(Fotografía: archivo familiar)
Revoluciones aparte, a veces la sonrisa se consigue con un capirote de papel o unas barbas postizas, rescatadas también desde los viejos arcones que sobrevivieron a la guerra y a los días del hambre y la tisis. Dicen que hace muchos años, cuando las bombillas no eran más que una utopía reservada para tiempos mejores, los niños sonreían sin pan, pero sonreían posando para el artista anónimo que hizo esta fotografía, sin saber que mucho tiempo después, alguien los rescataría añadiéndolos a su propia experiencia de recuerdos antiquísimos. Eran los años en los que la tristeza no existía, porque hasta la pena escaseaba. Basta con mirarlos celebrar, con sus caritas modestas y antiguas, el último día de escuela.
Sólo faltó, este día del retrato, la muchachita a la que debo mis orígenes, porque tenía fiebre y no pudo asistir a la escuela. Están sus primos, pero no ella, que acarreaba una calentura que casi se la lleva al otro mundo, porque aquel invierno del 42 hizo tanto frío, tanto dolor, que no sólo su padre fusilado entre las penumbras de las tapias le congeló las manitas, sino también el futuro sosiego; su paz, la nuestra.

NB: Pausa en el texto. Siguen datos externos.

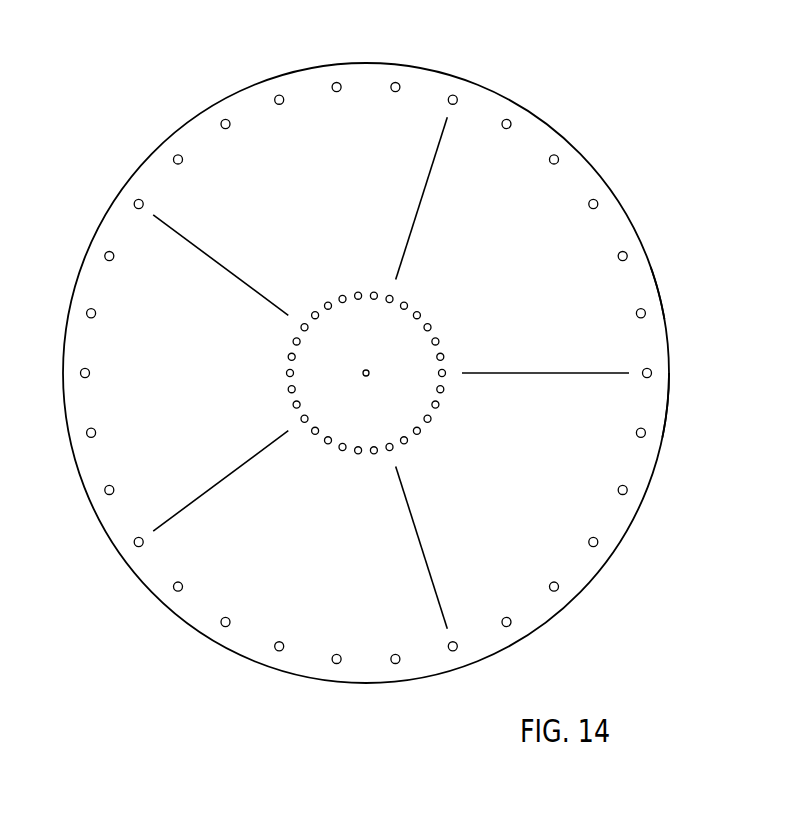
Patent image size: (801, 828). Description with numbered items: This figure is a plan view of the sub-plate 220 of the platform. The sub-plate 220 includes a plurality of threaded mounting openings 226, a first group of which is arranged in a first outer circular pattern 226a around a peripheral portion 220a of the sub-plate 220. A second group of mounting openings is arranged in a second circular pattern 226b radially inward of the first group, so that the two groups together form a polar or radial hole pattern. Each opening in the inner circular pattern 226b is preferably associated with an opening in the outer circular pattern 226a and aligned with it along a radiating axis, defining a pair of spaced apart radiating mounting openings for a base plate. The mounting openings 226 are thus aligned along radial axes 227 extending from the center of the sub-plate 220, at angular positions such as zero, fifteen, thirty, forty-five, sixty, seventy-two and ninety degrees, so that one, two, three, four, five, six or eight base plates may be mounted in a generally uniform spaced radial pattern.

A ella se le agolpan las palabras contándome esto, incluso por teléfono, cuando hablamos. Lo narra con la ternura de su primera persona, de quien describe su propia vida como si fuese otra fotografía que se guarda muy dentro, más allá incluso de la memoria que se puede extraer de un cartoncito cuarteado por el paso de los años y el silencio. Recibía, sigue explicándose casi con nostalgia, un pequeño pez de mazapán en reyes, que su abuela colocaba con el esmero de un tesoro en sus zapatos viejos, los únicos. Y dice que se cantaban villancicos hasta que se terminaba el fuego de la estufa, y la habitación quedaba caldeada. Fuera, mientras tanto, la noche pregonaba con su viento helado un año más de derrota y oprobio, sí, se llama así, aunque ella no use estas palabras, sino otras.